THE BOSS (RIAA): I will NOT calm down. You are telling me that all our carefully crafted plans were nullified by a few people running web sites!

RIAA LAWYER: Well it wasn’t a few of them, boss. It was an awful lot of them. And Reddit and Wikipedia basically led the charge, and they’re both HUGE.

THE BOSS (RIAA): Wikiwhat?

RIAA LAWYER: Wikipedia. An online encyclopedia that allows readers to edit pages.

THE BOSS (RIAA): And the other one is… ?

RIAA LAWYER: Reddit. They… uh… post links to things. And then they talk about how much they hate the links they posted.

(Silence.)

THE BOSS (RIAA): Really?

LAWYER: As near as I can tell.

In truth, it’s not really fair to say that Reddit and Wikipedia led the charge. There were a lot of groups involved, and there had already been a “censorship day” back in 2011 (though not a full-on blackout). That said, I think it’s absolutely fair to say that Reddit was a huge contributor to the blackout, and they deserve a lot of credit for supplying an enormous amount of momentum. Wikipedia took longer to jump in, but when they did I think that became a game-changing, defining moment in the SOPA/PIPA blackout.

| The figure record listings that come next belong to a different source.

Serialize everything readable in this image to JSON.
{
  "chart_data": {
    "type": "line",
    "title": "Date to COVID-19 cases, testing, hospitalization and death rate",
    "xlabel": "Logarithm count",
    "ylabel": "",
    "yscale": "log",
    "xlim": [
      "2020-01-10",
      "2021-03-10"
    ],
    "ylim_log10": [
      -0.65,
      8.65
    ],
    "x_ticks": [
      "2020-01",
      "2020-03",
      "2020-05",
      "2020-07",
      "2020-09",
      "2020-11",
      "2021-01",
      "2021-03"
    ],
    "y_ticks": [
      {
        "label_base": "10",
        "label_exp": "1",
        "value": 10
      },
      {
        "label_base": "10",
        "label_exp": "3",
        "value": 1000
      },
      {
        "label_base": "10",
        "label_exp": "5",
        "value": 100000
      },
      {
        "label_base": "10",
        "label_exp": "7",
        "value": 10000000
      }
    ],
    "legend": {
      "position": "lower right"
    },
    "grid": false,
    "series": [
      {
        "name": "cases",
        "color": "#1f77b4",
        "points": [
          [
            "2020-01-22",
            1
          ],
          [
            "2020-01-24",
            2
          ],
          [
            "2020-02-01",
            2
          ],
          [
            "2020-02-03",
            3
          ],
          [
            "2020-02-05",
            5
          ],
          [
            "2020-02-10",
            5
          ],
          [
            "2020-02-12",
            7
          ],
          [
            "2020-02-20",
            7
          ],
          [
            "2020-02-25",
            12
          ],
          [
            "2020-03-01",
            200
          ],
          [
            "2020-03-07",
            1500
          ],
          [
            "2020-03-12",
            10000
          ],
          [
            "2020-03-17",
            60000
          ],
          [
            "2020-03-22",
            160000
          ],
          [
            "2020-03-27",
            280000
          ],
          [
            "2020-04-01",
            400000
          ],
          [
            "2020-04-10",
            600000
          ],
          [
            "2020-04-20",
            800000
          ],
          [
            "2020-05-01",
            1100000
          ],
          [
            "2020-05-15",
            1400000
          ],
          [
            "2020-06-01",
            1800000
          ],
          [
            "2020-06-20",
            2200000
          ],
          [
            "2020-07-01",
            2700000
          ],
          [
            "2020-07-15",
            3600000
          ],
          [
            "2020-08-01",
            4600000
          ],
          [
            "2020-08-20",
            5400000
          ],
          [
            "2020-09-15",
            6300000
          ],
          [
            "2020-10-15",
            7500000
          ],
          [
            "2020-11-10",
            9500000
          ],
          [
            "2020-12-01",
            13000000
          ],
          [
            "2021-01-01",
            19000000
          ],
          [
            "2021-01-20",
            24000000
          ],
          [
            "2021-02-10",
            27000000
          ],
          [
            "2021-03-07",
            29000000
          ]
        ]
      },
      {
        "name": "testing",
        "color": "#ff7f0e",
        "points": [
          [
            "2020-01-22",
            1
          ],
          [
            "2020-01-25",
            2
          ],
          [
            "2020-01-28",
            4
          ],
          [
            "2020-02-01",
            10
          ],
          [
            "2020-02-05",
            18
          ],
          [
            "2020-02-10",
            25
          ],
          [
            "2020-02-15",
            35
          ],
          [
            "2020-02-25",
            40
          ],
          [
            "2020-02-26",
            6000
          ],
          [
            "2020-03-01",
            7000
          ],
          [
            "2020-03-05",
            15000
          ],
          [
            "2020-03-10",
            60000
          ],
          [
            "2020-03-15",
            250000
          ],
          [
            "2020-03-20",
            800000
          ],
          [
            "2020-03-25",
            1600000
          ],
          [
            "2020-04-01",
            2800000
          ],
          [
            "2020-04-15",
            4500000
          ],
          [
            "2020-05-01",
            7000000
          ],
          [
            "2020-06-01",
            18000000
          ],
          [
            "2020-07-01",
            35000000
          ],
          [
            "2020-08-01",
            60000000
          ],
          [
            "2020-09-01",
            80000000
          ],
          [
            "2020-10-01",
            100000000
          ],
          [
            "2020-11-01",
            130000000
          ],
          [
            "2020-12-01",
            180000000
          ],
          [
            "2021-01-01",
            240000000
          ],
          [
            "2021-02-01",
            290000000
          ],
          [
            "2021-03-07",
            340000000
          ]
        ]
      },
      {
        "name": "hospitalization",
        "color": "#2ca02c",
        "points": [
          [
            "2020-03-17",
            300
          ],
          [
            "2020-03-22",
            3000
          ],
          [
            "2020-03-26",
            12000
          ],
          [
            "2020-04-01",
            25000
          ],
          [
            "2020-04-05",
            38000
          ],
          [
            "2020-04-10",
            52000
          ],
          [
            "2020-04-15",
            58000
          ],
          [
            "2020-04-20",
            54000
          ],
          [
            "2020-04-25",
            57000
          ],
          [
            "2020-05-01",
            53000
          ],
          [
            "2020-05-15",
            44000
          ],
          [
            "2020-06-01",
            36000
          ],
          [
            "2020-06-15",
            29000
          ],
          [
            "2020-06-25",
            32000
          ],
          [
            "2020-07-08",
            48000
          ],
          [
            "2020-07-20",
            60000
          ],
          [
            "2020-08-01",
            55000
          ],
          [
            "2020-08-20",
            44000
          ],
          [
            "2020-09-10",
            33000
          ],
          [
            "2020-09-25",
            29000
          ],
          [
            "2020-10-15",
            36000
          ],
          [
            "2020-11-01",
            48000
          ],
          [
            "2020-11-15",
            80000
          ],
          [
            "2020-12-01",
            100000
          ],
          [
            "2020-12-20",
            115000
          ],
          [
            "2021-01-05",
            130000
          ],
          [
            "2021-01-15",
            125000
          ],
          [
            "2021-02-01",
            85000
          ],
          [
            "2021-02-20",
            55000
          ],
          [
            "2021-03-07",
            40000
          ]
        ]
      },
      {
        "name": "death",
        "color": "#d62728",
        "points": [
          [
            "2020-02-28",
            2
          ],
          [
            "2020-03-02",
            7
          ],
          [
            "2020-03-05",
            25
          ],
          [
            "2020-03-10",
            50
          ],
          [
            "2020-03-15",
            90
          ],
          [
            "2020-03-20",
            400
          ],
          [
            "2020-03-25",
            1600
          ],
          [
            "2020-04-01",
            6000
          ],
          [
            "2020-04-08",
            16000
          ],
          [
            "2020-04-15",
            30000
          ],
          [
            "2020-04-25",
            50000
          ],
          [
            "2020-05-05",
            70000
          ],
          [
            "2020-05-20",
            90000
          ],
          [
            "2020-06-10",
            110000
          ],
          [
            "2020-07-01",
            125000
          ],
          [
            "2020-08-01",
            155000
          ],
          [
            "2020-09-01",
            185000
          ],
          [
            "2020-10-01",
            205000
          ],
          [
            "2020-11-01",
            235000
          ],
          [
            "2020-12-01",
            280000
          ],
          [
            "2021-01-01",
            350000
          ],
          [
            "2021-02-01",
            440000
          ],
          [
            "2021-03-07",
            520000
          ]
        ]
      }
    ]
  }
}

The mainstream press tended to focus mostly on Wikipedia going black, and Google’s censorship logo. The computer press tended to focus mostly on Wikipedia, but some did note Reddit’s role.

The funny thing (to me) is that most of the mainstream groups supporting SOPA and PIPA are going to have a lot of trouble wrapping their heads around sites like Reddit, and I imagine the initial conversations are going to be a lot like the one above.